Norinka captures the fascinating story of her family from Hungary, a story moulded and shaped by the history of the twentieth century. The reader is transported back to the dark days of World War II.  

Norinka was able to travel extensively as a consequence of her father's diplomatic career and as a result we are given tantalizing glimpses of the various countries that she has lived in, countries as diverse as Iraq, Syria, Chile, Norway, India, and Brazil. 

This book is a unique family history. 


REVIEWS

The Flowing Line. Many, many congratulations Norinka. I thought it was absolutely wonderful. I am astounded at the amount of research that you must have done, and indeed at the excellence of the memories of some of the older relatives that you must have interviewed. The book combines very successfully so  many different aspects - family history and events, a near travel book, a political and social commentary on many places, a poetry anthology, and a near global survey of art and architecture, with many shrewd and perceptive comments. I thought we knew you both well and therefore that we knew the main features of your lives, but the book brought out all sorts of things of which I was only partly aware (eg the extent of your Father's diplomatic career) or of which I knew nothing (e.g. the eminence of your family in Hungary). And all so very well written. It is not at all a superficial book: it is a very solid read, and a very rewarding one. I do hope you have sold lots of copies. It is a book that deserves great success.
Sir Peter Heap


The Flowing Line is not only an absorbing family history but an evocative journey through diverse lands and different eras. The place and moment I most identify with is Syria at the start of the 1950s when, though neither of us knew it, Norinka Ford and I were both little girls within the small diplomatic community of Damascus. The magic of that ancient city has remained to this day in both of us.
Josceline Dimbleby, Author


Norinka’s work is unique in two respects. Not only does it straddle two such seismic world events across two different centuries, but it also unites them with real people’s lives. These stories deserve to be told, as they are in this book. If they are not, they will be lost. 

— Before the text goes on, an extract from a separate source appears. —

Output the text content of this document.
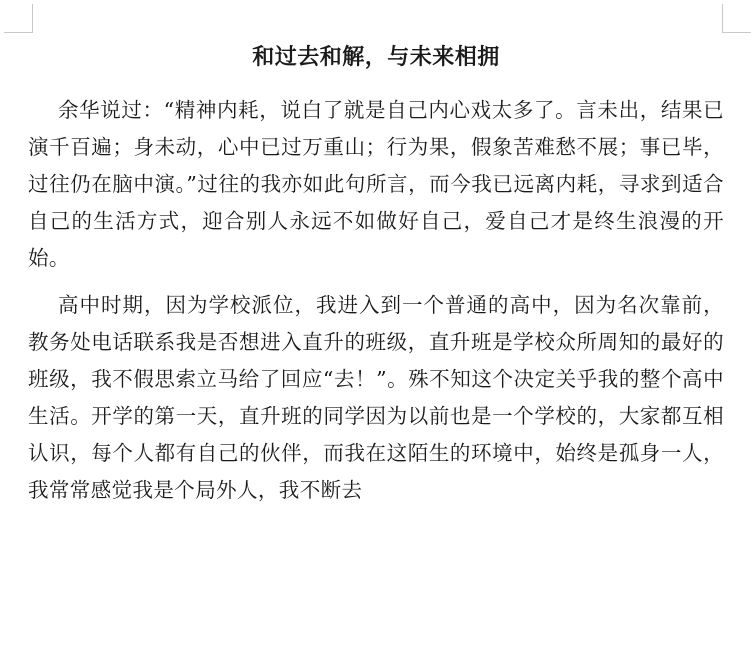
和过去和解，与未来相拥

余华说过：“精神内耗，说白了就是自己内心戏太多了。言未出，结果已演千百遍；身未动，心中已过万重山；行为果，假象苦难愁不展；事已毕，过往仍在脑中演。”过往的我亦如此句所言，而今我已远离内耗，寻求到适合自己的生活方式，迎合别人永远不如做好自己，爱自己才是终生浪漫的开始。

高中时期，因为学校派位，我进入到一个普通的高中，因为名次靠前，教务处电话联系我是否想进入直升的班级，直升班是学校众所周知的最好的班级，我不假思索立马给了回应“去！”。殊不知这个决定关乎我的整个高中生活。开学的第一天，直升班的同学因为以前也是一个学校的，大家都互相认识，每个人都有自己的伙伴，而我在这陌生的环境中，始终是孤身一人，我常常感觉我是个局外人，我不断去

 Tom Newton Dunn, Award-Winning Journalist, The Sun


Norinka Ford has written a beautiful and moving account of her family's dramatic history and of her own action-packed life. Weaving together her families' memories with her own, she describes with great narrative skill their stories throughout the tumultuous events of the twentieth century, as well as telling of their new lives in a vividly and lovingly described Brazil. This book will be a precious and inspiring record. 


Liz Calder, Publisher

I have been so much enjoying reading some of your book over the weekend and really enjoying it.  You have done so much research and combined with your own memories and own experiences of fascinating countries and cultures, it is truly a beautiful book.  You have a lovely eye for detail and your chapter about Kilgraston which I have just skimmed through is most perceptive and sympathetic.  I also love your very varied poetry quotations.

 Kigraston School



Norinka Ford with her book

Norinka Ford's book launch took place at the English Speaking Union, London on Monday 8th October at 6:30 p.m. 

The launch was a great success and lots of people attended.



Norinka thanked The Memoir Club for the help that we gave her: 

I would like to thank Lynn Davidson of The Memoir Club for helping me make a long-held dream – to write a book – come true.

Writing a book can be a lonely business but I have been fortunate in having an outstanding editor, Dr Jennifer Soutter, to whom I owe a huge debt of gratitude. She has so wisely led a novice like me by the hand and with patience and encouragement guided me through the long journey as this book took shape and developed into something far larger and more ambitious than I had originally envisaged. It has been a great pleasure and a privilege to work with her.